MOSCOW (Reuters) - Shares in Russian search engine Yandex (YNDX.MM) fell on Monday after a report from the Interfax newsagency said the government was proposing to limit foreign ownership in online news aggregators to 20 percent.
Shares in Yandex N.V. (YNDX.O), the parent company of Yandex group which is registered in Netherlands, were down by almost 2 percent in Moscow following the report.
Yandex is Russia’s biggest internet search engine with around a 56 percent share in Russian search traffic and also the biggest news aggregator compared with rivals Google (GOOGL.O) and Mail.Ru (MAILRq.L).
A Yandex spokesperson said the company was aware of the proposed draft law and was monitoring the situation closely.
“Our board will consider potential restructuring alternatives to help ensure that our news service would be in compliance with any such requirements, if ultimately adopted,” he said, declining to provide any other details.
Interfax, citing a source familiar with situation, also said on Monday that the draft law on foreign ownership, if passed, would not affect Google’s news service.

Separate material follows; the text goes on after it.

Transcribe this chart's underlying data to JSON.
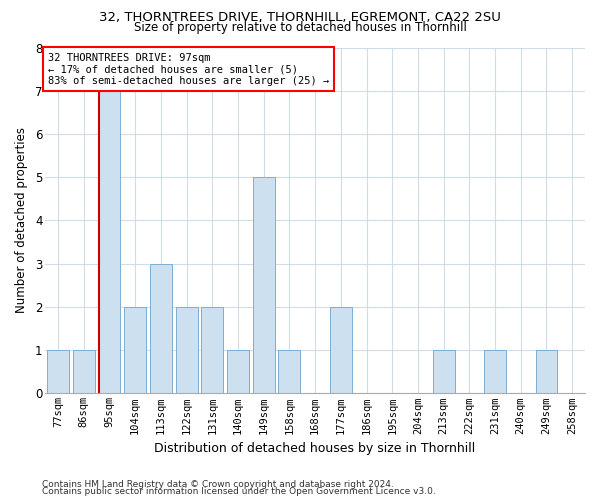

Google and Mail.Ru declined to comment.
Yandex, with over 20 offices globally, has been listed on the NASDAQ since 2011. Yandex’s services include food delivery and a ride-sharing business with San Francisco-based Uber UBER.UL in Russia, Armenia, Azerbaijan, Belarus, Georgia and Kazakhstan, among others.
Last week, Yandex shares fell sharply on media reports that state-owned bank Sberbank (SBER.MM) could buy a major stake. Sberbank has denied the plan.

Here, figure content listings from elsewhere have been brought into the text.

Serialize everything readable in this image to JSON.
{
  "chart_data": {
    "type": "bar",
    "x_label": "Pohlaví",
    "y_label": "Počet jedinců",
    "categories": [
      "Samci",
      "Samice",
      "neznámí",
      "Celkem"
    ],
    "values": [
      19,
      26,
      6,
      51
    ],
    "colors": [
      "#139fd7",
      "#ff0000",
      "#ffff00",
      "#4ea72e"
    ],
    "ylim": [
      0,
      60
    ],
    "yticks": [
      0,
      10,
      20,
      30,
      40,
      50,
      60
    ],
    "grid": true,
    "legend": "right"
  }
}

Yandex, known as ‘The Google of Russia’, said on Monday it regularly received offers from third parties and could review its shareholder structure but co-founder and CEO Arkady Volozh had no plans to sell his controlling stake.
“I am committed to leading Yandex to new heights, and I have no intention to sell my shares,” Volozh said in the company’s statement. Volozh and members of the company’s founding team control around 57 percent of the company.
This sent Yandex shares up about 8 percent in Moscow, but the Interfax report on the foreign ownership proposal pushed the stock lower.
Yandex also said the “board deliberations may or may not lead to any proposal to change the company’s capital structure or to any potential transaction.” It did not mention Sberbank or any other company in its statement.
According to Yandex’s annual report, Volozh holds 49.2 percent of Yandex voting rights, comprising both Class A and Class B shares. Class B shares have 10 votes per share and Class A give one vote per share.
Sberbank holds a golden share in Yandex, meaning that Yandex’s board should seek the bank’s approval before any decision to sell or transfer the company’s assets “to one or more third parties,” the annual report says.
In the annual report, Yandex said that as of Feb. 15, 2018, there was one holder of its shares based in the United States which held almost all Class A shares, or around 42.10 percent of shares by voting rights. It did not disclose the name.
Yandex said that any decisions related to a possible shareholder structure change would require the board’s approval and approval of the holders of 75 percent of Class A shares.